Between January and December 2022, Google parent Alphabet was only able to record around $26 billion in revenue with its cloud products, which include not only the Google Cloud Platform itself, but also the Google Workspace productivity package. Alibaba Cloud came fourth with around $12 billion in revenue last year.
The lack of transparency within the individual sub-segments makes it difficult to directly compare the success of the different platforms. While Alphabet counts its own end-consumer product Google Workspace as part of total cloud revenue, the picture is even more blurred for Microsoft's Intelligent Cloud. In addition to the Azure hosting offering, revenues from SQL servers, GitHub and enterprise services are also included here, for example.
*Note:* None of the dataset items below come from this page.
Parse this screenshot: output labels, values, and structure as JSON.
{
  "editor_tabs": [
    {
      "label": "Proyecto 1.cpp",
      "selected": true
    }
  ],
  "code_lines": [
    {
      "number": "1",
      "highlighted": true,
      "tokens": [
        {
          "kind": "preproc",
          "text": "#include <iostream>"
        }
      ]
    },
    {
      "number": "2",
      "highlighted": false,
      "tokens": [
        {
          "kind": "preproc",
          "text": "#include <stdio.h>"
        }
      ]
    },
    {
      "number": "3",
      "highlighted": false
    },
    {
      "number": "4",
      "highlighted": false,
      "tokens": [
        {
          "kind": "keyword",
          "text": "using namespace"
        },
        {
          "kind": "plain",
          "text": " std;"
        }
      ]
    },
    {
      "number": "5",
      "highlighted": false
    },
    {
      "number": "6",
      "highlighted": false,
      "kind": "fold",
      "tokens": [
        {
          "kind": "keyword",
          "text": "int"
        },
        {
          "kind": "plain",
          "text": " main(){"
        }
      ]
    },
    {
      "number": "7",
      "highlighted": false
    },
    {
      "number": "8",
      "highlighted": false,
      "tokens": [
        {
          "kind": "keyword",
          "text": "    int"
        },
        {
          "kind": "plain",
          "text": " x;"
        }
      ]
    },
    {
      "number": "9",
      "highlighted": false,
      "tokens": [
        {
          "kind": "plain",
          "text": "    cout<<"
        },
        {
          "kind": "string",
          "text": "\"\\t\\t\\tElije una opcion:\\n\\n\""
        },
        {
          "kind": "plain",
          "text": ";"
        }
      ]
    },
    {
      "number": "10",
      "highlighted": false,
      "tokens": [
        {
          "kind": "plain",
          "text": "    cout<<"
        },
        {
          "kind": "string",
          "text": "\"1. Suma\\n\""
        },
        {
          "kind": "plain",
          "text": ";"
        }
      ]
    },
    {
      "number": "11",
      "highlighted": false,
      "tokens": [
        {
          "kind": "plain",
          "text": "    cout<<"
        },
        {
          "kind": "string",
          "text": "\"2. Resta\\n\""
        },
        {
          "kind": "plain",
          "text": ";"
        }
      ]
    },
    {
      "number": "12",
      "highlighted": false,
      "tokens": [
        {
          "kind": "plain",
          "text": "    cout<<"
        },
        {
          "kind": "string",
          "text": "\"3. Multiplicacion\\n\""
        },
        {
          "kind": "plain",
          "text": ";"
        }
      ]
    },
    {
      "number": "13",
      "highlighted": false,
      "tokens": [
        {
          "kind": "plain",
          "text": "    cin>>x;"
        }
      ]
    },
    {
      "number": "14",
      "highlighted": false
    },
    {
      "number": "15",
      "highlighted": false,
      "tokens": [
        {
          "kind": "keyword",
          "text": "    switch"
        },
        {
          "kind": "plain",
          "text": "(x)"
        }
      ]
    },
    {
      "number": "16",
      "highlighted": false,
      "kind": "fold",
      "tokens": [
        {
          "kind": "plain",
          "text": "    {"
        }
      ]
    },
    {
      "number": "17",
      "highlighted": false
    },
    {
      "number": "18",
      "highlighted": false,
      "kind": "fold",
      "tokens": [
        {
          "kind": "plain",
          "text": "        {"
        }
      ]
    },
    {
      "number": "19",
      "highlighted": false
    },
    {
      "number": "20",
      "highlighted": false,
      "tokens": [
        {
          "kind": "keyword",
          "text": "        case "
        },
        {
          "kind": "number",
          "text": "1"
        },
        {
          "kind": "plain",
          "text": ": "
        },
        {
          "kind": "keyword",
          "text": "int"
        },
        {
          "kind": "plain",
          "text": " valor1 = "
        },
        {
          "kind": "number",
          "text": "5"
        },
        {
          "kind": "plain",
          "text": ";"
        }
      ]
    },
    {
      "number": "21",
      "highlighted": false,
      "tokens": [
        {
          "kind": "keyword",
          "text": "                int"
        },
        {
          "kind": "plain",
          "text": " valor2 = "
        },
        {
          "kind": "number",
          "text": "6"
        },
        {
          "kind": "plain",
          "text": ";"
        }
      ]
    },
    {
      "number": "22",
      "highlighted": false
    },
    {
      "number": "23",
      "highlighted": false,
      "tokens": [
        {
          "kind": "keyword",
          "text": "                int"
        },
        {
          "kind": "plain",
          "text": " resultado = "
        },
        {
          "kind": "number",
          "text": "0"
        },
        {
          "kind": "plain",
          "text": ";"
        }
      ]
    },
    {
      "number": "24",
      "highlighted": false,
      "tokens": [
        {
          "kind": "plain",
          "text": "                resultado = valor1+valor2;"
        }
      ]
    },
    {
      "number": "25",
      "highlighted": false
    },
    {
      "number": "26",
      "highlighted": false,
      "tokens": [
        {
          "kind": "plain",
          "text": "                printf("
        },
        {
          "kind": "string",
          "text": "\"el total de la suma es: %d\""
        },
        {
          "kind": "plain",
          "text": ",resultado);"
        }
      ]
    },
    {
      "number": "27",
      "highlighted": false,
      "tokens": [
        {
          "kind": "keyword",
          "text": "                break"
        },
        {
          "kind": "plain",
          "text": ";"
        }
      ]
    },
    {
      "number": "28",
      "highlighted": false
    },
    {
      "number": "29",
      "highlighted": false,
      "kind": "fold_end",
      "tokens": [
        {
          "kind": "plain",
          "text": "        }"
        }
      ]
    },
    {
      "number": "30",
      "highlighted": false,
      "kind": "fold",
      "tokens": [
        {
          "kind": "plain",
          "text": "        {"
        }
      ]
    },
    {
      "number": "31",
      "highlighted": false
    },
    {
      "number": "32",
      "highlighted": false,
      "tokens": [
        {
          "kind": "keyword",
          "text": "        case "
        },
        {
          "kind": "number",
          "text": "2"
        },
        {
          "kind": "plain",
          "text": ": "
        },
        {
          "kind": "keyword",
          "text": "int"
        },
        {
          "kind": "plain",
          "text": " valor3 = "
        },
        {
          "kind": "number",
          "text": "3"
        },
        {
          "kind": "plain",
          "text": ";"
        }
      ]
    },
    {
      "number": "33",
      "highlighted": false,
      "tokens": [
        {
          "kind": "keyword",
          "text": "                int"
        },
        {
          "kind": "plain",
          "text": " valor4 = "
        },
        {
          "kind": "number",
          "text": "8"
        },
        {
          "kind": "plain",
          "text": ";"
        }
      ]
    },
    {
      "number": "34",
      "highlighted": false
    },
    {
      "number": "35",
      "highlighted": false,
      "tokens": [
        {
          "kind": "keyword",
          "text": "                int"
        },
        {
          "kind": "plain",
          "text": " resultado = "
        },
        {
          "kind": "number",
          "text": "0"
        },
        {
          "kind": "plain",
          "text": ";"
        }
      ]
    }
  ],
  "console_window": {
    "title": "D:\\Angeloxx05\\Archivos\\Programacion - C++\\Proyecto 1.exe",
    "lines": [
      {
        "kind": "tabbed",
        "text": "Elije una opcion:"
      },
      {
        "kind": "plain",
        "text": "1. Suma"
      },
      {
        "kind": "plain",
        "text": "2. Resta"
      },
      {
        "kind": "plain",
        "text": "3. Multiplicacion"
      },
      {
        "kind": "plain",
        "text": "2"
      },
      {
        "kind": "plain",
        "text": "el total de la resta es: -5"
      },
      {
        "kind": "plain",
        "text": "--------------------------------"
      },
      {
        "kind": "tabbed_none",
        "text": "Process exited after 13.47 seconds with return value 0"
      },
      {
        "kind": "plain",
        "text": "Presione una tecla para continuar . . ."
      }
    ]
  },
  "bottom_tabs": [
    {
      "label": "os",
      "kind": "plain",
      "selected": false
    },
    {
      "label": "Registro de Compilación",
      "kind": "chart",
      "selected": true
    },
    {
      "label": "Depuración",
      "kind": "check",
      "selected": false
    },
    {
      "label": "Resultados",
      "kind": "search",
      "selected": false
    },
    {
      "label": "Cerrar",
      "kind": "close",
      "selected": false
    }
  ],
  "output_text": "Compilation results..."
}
Although Amazon acts opaquely elsewhere and separates business units poorly, the revenue from AWS is exclusively related to cloud hosting. For this reason, Jeff Bezos' company is likely to lead the market in this sub-segment by a significant margin.
Another indication of this is a document that has surfaced in the course of the legal dispute between the U.S. Federal Trade Commission (FTC) and Microsoft regarding the purchase of Activision Blizzard, which precisely quantifies the revenue from Azure for the fiscal year 2022. According to the document, Microsoft's cloud-hosting platform had generated around $34 billion in revenue between July 2021 and June 2022 - significantly less than Amazon had generated with AWS in calendar year 2022.